Hindutva could make gains with this social engineering experiment in the last few years – it could attract lower OBCs who despised the dominant castes by offering them more representation, given that it could afford not to field a single Muslim and had a surplus of seats – but this project isn’t a guarantee for success. As the economy falters and farm crisis gets deeper, the intermediate dominant castes can try to assume leadership of rural caste groups and target the BJP politically.
This, in other words, is likely to be the political fault line of the coming years.
Hindutva and dominant intermediate castes haven’t got along well since the late 1980s, when the BJP was on the rise. Socially, this has meant that the upper castes and dominant middle castes have not seen eye to eye politically from the very beginning in north India. Even when the Congress was the party of the upper castes in UP and Bihar, till the 1980s, it never accommodated rising OBC groups.
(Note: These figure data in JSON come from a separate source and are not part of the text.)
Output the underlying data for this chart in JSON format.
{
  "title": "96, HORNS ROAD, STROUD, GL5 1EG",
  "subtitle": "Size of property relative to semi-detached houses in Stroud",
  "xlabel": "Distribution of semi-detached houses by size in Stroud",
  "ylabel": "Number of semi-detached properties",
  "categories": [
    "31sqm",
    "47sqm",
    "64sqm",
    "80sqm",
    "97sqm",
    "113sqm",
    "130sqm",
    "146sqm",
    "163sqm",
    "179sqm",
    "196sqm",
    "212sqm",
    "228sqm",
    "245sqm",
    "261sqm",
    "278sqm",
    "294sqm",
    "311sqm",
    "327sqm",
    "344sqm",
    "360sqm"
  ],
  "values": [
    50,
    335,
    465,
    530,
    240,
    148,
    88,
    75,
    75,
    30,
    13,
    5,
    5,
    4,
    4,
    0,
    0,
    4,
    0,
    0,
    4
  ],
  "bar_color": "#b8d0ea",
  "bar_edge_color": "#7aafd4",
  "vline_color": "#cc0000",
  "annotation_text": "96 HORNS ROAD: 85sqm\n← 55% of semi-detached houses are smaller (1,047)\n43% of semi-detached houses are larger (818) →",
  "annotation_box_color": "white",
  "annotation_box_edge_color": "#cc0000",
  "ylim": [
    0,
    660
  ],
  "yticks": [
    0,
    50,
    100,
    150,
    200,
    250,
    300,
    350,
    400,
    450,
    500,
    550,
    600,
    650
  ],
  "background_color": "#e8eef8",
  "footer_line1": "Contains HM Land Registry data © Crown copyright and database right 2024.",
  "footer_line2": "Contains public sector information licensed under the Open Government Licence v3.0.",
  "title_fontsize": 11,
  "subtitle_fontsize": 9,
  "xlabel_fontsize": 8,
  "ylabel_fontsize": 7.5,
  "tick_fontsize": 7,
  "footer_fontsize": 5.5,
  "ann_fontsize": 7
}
Later, when the upper castes shifted to the BJP by 1990, the dominant OBCs became its fiercest critics, putting together an OBC-Muslim alliance to defeat the BJP.
However, OBC politics gradually became identified with castes like the Yadavs, and the BJP was able to wean away lower OBCs as Narendra Modi came to power, thus splitting the Mandal constituency down the middle and deepening its own social base.
The dominant agrarian castes are now trying to hit back at Hindutva. If they widen their appeal to win back some of the lower OBCs that are now voting for the BJP, they will be in a position to stem Hindutva’s tide.
But, even before that, they will be its fiercest challengers.
Many among the Left and liberals thought that a Dalit-Muslim alliance would take on Hindutva. But this was wishful thinking, more akin to university-level politics. Dalits lack the resources and muscle power to become the vanguard of anti-BJP politics and Muslims will follow whoever can challenge the BJP.
The dominant agrarian castes in different parts of India are the only ones with the resources and the drive to challenge the BJP. The Haryana and Maharashtra elections represent the beginning of this challenge.
Vikas Pathak is a senior political journalist who teaches at the Asian College of Journalism, Chennai.